Insights from Speak Up
To whet your appetite, here are a few insights, sampled from Speak Up:
- The Public Order Act 1986 was amended in 2014 to provide greater protection for freedom of speech. The Act includes an explicit free speech clause which protects "proselytising or urging adherents of a different religion or belief system to cease practising their religion or belief system";
- Under Part 3 of the Equality Act 2010 it is unlawful for a private venue to discriminate against Christians by refusing to offer its services or by offering its services on less favourable terms than it would offer them to non-Christians. So a conference facility could not agree to hire a room to a church on condition that the church refrained from discussing controversial topics on the premises if a similar rule was not imposed on others. Even if a similar rule was imposed on others it might still amount to unlawful indirect discrimination;
- In Chambers v DPP  EWHC 2157 (Admin) the High Court declined to censor a twitter message, pointing out that laws regulating electronic communications left "quite undiminished" the right to express "unpopular or unfashionable opinion";
- The European Court of Human Rights has affirmed the importance of the freedom to speak about faith in the workplace. The Court referred to "the value to an individual who has made religion a central tenet of his or her life to be able to communicate that belief to others" (Eweida and Others v. the United Kingdom 15 January 2013);
- Religious beliefs have protection that other beliefs do not. If you are expressing an opinion that is informed by your Christian beliefs, you have greater legal protection than if it is simply expressed as your opinion on a topic;
- The Clean Neighbourhoods and Environment Act 2005 specifically prevents local authorities from limiting the distribution of free printed material "for the purposes of a religion or belief";
- In re Kirk Session of Sandown Free Presbyterian Church  NIQB 26 the High Court in Northern Ireland re-affirmed the freedom to use, publicly, texts from the Bible, stating that "If the applicant is prohibited or materially inhibited in the advertisement, from articulating their religious conviction and call to bear witness by reference to the very scripture that underpins it, that restriction, from their perspective, can appear like a form of censorship"; and
- The Public Order Act 1986 does apply to words or behaviour in a private dwelling but there are additional exceptions and defences in the Act which mean that something which would be an offence if stated in public may not be unlawful if stated in the home.
1. Read Speak Up: http://www.eauk.org/current-affairs/speak-up-a-brief-guide.cfm
2. Tell your church leadership about Speak Up.
3. Put it into practice. Why not invite friends and colleagues to carol services this Christmas season?
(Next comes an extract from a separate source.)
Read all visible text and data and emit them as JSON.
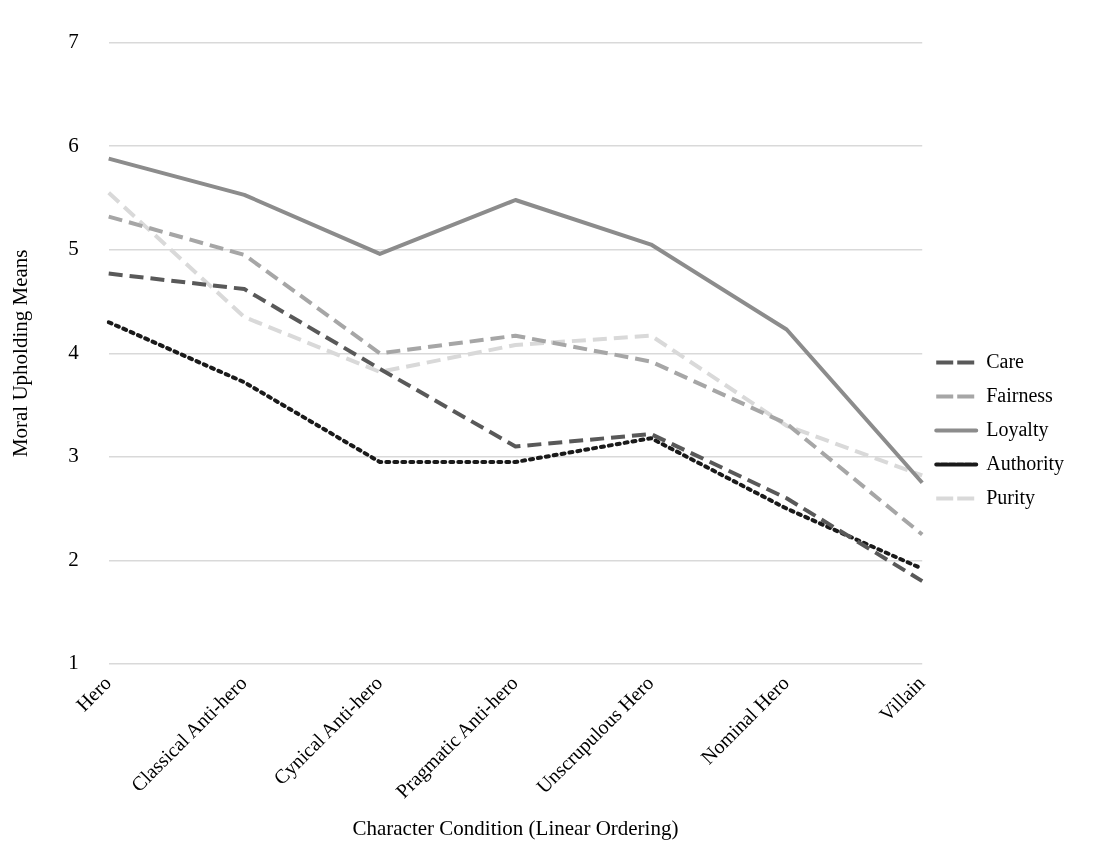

Romans 10:14 says "And how can they believe in the one of whom they have not heard? And how can they hear without someone preaching to them?". C H Spurgeon pithily summarised that "a Christian is either a missionary or an imposter". As Christian lawyers we, more than any, know about the freedom our laws provide to share the good news of Jesus Christ. We should also know well the importance of presenting our beliefs persuasively, gently, cogently and lovingly. When opposition is faced we can say with the early Christians: "Now, Lord, consider their threats and enable your servants to speak your word with great boldness" (Acts 4:29).